Roasted salsify was accompanied by a crayfish emulsion with dove meat in the center. A cold sorbet was mixed with caramelized foie gras and covered with cream emulsion. It was designed to be a simultaneous presentation of hot and cold on the palate. It was smooth and enhanced by the sweet green apple sorbet.
Asparagus were filled with smoked eel and served with asparagus vinaigrette. The asparagus were lightly poached to a perfect doneness and stuffed with the eel in the long stalk. A strip of raw asparagus decorated the center of the plate. The asparagus did have a good amount of flavor but I had to wonder if it was worth all the effort it took to stuff it. It was a striking effect, though.

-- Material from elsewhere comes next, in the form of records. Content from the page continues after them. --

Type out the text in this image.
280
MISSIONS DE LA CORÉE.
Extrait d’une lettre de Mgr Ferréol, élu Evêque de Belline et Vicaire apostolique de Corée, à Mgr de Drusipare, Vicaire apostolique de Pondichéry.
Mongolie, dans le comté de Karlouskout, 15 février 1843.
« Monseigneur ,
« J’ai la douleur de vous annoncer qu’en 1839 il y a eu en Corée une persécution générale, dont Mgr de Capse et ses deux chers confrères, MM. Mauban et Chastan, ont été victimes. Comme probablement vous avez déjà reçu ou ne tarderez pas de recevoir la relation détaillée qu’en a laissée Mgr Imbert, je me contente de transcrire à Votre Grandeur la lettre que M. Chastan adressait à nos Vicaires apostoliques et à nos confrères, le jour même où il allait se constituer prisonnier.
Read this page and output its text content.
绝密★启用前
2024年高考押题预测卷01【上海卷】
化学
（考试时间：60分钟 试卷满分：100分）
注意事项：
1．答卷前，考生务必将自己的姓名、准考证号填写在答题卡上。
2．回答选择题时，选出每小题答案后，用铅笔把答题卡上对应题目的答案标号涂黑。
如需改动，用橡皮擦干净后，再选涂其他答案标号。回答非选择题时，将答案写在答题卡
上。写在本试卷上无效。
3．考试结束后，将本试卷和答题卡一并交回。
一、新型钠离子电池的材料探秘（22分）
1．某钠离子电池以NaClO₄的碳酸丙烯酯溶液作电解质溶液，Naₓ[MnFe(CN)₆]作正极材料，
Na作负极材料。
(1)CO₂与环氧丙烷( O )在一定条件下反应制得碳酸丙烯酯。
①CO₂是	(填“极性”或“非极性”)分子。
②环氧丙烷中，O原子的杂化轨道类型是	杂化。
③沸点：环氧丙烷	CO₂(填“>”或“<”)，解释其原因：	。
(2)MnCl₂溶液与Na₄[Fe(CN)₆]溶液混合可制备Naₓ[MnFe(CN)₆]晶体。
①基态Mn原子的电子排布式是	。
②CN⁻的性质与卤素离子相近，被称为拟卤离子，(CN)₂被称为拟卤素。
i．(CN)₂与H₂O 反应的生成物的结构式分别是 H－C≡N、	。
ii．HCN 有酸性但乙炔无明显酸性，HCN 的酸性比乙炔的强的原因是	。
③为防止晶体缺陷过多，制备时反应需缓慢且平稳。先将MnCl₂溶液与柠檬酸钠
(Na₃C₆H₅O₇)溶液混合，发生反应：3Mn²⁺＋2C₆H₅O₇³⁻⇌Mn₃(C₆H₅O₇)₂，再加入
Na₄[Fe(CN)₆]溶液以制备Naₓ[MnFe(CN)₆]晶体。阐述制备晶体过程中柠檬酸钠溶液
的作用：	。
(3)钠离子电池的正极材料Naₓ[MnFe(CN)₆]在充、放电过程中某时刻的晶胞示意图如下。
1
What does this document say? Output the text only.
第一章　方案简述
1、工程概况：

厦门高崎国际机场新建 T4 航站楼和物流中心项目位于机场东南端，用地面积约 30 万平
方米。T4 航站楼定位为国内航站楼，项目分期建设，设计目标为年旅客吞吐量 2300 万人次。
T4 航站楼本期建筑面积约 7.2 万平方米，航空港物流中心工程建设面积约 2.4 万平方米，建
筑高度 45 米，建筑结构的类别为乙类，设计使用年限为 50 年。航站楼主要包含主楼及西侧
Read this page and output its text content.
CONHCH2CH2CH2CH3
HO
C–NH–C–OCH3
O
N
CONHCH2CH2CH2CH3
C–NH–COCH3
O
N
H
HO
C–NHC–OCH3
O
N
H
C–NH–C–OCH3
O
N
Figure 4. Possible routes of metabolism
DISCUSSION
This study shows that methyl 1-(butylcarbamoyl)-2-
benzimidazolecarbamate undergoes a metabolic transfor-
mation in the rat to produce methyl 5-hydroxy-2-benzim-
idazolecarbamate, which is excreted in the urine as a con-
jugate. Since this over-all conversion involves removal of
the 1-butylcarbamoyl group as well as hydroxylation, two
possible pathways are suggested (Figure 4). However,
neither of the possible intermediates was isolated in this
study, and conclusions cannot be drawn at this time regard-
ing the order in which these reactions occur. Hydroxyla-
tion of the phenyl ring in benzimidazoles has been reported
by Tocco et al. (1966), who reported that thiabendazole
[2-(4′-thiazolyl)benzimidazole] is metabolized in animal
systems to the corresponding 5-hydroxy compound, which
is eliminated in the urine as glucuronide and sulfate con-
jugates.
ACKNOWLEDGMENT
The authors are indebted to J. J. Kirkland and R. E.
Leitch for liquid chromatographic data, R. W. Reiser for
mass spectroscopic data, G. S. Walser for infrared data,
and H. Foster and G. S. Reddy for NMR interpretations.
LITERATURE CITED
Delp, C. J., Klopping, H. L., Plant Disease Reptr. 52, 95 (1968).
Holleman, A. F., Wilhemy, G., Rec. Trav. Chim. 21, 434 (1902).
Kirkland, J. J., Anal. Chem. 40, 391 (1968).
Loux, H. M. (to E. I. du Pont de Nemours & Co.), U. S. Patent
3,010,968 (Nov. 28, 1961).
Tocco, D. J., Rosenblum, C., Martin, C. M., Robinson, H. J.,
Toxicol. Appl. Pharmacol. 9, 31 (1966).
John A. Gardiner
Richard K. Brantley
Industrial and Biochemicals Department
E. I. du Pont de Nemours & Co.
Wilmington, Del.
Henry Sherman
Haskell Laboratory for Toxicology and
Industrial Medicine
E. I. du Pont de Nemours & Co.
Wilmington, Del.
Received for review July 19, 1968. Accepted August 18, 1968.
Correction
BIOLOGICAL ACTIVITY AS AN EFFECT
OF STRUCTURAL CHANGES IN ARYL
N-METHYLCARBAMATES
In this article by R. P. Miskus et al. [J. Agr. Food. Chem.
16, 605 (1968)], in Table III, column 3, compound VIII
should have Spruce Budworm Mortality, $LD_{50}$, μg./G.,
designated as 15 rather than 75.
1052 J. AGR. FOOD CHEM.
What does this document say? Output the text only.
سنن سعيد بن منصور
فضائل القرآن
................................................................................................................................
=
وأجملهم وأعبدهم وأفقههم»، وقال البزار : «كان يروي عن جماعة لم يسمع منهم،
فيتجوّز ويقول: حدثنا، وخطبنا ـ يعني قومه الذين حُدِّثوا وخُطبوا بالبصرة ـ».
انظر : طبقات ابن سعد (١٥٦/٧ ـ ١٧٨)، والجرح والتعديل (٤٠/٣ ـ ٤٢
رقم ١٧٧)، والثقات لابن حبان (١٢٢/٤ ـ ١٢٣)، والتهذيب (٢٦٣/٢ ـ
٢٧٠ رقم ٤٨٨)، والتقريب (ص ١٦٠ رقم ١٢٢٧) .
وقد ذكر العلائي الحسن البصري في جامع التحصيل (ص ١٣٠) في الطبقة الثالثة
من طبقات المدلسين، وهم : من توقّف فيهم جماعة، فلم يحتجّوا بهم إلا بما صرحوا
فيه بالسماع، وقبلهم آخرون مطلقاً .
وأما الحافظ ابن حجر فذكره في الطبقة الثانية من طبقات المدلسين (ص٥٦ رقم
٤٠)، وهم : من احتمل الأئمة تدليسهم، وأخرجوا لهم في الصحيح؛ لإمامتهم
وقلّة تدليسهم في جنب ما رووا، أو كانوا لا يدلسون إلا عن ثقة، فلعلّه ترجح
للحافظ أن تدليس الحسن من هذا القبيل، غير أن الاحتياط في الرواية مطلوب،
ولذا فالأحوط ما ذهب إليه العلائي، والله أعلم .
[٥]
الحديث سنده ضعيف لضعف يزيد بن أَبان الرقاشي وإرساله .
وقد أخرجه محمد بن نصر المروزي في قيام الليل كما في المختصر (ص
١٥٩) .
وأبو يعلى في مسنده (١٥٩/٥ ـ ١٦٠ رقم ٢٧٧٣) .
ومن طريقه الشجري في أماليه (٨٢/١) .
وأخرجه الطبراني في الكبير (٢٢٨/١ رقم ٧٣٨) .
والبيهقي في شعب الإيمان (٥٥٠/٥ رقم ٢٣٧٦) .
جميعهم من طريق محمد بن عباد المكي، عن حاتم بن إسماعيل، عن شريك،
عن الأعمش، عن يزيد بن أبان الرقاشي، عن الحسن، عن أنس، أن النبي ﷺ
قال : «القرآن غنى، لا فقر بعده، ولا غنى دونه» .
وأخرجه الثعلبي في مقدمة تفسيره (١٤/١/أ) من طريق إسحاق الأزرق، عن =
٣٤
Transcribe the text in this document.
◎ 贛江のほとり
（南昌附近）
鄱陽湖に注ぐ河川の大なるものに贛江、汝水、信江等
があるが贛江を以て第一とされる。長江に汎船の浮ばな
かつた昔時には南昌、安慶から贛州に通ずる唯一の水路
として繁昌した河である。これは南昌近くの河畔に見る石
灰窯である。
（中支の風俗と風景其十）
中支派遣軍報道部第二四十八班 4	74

“Bouille-Abaisse”, their version was made with cod fish and was a dark cool fish broth served in a wine glass. With it was a trio of fish that included John Dory, red mullet and sea bass. The last component was a crispy “ribbon” like piece of bread with garlic mayo. It was weird to have the cold broth and crisp bread but a fun contrast in taste and texture. The mayo did not have much garlic flavor. The John Dory was a little dry whereas the red mullet and bass were more moist. It was a set of clean tastes but not mind blowing.
Red mullet was plated with gnocchi and squash. Here the fish was cooked perfectly with a good crisp skin and with a sauce of red mullet. The sauce reminded me of a barbecue sauce rather than a fish reduction. The squash was puréed and sweet and tasty. The gnocchi was fun. A good plate.
Lamb was plated with cabbage, artichoke, lemon confit, Lucques olive mash and lamb jus. The olive spread was tasty combined with the lamb but the well cooked cabbage had a fishy essence. The grilled artichoke was really tasty and tender with good artichoke flavor. The nicely reduced lamb sauce was packed with flavor and enhanced both cuts of lamb on the plate. It was really buttery and flavorful.
Pre-dessert was a quince espuma (foam) with chips of tapioca. It was creamy, sweet, cool but did not have a lot of flavor.
The dessert was Nashi (a Japanese pear) and apple with a cream of Nashi and Nashi juice. The soft sweet fruit was enhanced with white chocolate. Some lemon cream and a crisp cookie underneath made it a good combination of flavors and textures. There was a lot of the wonderful sauce and you needed a spoon but instead you were served a knife and fork. The bottom cookie was buttery good. This dish was way more about the pear than the apple, which seemed a minor component.
We tired of waiting so they sent the last treat home with us. It was gooey and did not hold up well in the hotel overnight. I’m not sure what it was.
The Sous Chef did come out and visit with the people in the room.